Though many German commentators welcomed a vow on Tuesday by Berlin and Paris to beef up fiscal coordination within the eurozone as a first step towards curbing Europe’s woes, the financial markets were less impressed.
The Frankfurt Stock Exchange lost ground in early trading on Wednesday, as shares in the stock market operator Deutsche Börse fell by more than six percent owing to a proposed tax on financial transactions.
German Chancellor Angela Merkel and French President Nicolas Sarkozy made the proposal to strengthen economic integration among the 17 countries using the euro at an anxiously anticipated summit meeting late on Tuesday in Paris.
But Merkel brushed aside calls for eurobonds, seen by many as a means of alleviating the risk of debt contagion. And Sarkozy suggested on Tuesday such a move could only come in the wake of greater integration.
Many newspapers in The Local’s media roundup on Wednesday welcomed the Paris initiative, but some remained sceptical over whether it would help alleviate the current debt crisis.
Berlin’s centrist daily Der Tagesspiegel said the summit was proof that Europe’s Franco-German engine was alive and well.
“It might sound melodramatic, but what Nicolas Sarkozy and Angela Merkel announced on Tuesday evening after their consultations is the most visionary fiscal and economic policy in Europe since the introduction of the euro,” the paper wrote.
“A common currency cannot function without a coordinated economic, tax and fiscal policies. Greece is on the verge of bankruptcy because all of that is lacking.
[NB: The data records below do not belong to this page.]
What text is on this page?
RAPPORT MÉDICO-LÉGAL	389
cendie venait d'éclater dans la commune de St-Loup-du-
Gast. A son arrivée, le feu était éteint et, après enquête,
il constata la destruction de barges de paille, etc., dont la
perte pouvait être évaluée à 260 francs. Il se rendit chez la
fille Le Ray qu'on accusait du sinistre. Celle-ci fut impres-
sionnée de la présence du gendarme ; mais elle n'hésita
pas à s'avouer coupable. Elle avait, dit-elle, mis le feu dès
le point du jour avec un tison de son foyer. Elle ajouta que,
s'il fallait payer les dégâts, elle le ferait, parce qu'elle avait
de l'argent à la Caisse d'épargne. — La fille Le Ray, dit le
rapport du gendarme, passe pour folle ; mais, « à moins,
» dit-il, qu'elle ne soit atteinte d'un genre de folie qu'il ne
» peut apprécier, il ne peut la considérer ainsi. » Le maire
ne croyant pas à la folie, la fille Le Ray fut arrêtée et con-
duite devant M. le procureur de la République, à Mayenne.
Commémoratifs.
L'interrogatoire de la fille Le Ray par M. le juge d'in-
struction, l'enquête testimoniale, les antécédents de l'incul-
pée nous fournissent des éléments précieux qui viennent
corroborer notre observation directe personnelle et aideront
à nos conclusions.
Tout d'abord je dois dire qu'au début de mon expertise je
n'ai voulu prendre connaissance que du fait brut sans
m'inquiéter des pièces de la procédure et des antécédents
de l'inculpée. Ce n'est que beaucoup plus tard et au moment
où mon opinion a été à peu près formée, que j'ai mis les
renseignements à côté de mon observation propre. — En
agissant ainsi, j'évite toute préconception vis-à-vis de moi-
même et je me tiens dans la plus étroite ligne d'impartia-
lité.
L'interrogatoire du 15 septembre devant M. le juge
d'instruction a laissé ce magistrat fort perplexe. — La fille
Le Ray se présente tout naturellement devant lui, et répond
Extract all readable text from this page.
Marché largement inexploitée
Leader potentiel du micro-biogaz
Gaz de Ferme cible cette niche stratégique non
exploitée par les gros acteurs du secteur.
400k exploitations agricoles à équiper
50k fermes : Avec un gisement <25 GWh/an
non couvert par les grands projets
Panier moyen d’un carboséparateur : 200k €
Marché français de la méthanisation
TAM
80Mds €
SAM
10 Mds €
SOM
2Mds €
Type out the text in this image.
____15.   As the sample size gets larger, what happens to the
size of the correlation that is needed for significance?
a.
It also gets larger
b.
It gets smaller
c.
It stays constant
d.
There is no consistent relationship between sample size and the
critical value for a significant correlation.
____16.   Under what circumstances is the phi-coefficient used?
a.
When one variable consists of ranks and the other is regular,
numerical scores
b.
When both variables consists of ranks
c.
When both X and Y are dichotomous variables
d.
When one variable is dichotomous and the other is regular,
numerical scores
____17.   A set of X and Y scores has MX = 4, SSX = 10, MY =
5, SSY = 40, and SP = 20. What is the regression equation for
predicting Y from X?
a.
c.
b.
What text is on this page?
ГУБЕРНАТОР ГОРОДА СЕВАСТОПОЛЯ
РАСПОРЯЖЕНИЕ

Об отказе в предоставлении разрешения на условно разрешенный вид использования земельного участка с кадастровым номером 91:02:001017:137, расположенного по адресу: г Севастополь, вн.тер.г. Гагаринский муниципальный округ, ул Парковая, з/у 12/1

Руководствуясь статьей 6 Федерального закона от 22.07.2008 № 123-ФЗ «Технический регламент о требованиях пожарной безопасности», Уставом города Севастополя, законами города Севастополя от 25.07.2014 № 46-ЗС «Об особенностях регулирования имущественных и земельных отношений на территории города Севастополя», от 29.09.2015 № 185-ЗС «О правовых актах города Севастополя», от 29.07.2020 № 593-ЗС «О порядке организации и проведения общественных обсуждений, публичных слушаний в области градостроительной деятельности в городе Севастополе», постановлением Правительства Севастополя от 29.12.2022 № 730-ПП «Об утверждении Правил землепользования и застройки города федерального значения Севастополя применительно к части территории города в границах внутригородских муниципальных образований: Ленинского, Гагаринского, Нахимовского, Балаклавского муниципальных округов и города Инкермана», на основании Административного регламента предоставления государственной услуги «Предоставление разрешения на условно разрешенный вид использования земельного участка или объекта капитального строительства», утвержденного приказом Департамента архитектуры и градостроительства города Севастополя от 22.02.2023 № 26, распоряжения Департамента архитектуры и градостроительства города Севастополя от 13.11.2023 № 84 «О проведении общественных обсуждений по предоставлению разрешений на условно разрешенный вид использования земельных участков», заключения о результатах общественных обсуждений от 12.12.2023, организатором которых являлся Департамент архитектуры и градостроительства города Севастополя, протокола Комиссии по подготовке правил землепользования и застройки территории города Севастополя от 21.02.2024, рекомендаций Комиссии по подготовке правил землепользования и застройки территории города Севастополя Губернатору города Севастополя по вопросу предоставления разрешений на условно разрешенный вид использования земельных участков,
One can only hope that Merkel and Sarkozy didn’t come up with their proposal akin to a magician pulling a rabbit out of hat – but rather in concert with (other important European) leaders in Madrid, Rome, The Hague and Lisbon.”
Nuremberg’s regional daily the Nürnberger Nachrichten agreed Paris and Berlin could not make important decisions about the eurozone’s future alone.
“But it finally seems as if Angela Merkel and Nicolas Sarkozy have realized just how serious the euro situation is. They’re jumping over their shadows and tackling tough subjects that particularly the chancellor had previously avoided. The crisis has shaken them free of their paralysis.
“But scepticism will remain until there are concrete agreements, as there have been plenty of similar announcements made at various summits before. And no matter how important Paris and Berlin are for the EU, they will now have to convince many other partners of the courageous path they’ve decided to take.”
The business daily Financial Times Deutschland warned there could be fierce opposition to the proposal to anchor a debt limit in the constitutions of all eurozone members.
“It’s an affront by the Europe’s two leading powers to the national parliaments of the eurozone. In many countries there are likely to be reservations about having austerity dictated to them, making such a suggestion extremely risky. If just one country rejects it, the intended goal of stabilizing the financial markets would be missed and the opposite achieved. Crucially, not even France has passed legislation for an overall borrowing cap yet.”
And other commentaries showed how divided Germany remains on whether to sanction eurobonds as a solution to the debt crisis.
“Eurobonds will come,” wrote Bonn regional daily the General-Anzeiger. “They are unavoidable and compared to a constantly growing rescue fund and a central bank mutating into a ‘bad bank’ from buying up bonds, they represent the more honest course. The transfer union is already here. That must be extremely clear to Merkel by now – only she can’t sell that to the Germans (and especially the FDP) without risking her chancellorship.”
The Leipziger Volkszeitung, however, couldn’t disagree more with that assessment.
“She didn’t give in this time, the chancellor. There won’t be eurobonds for the time being – and that’s an extremely good thing,” wrote the paper.
“Germany, deep in debt itself and now with a weakening economy, cannot be responsible for the entire debt of Europe. What wastrel wouldn’t think about spending money again when offered cheap credit? Eurobonds would win some time, but wouldn’t be a solution. They’re a political excuse to keep postponing things until the bitter end.”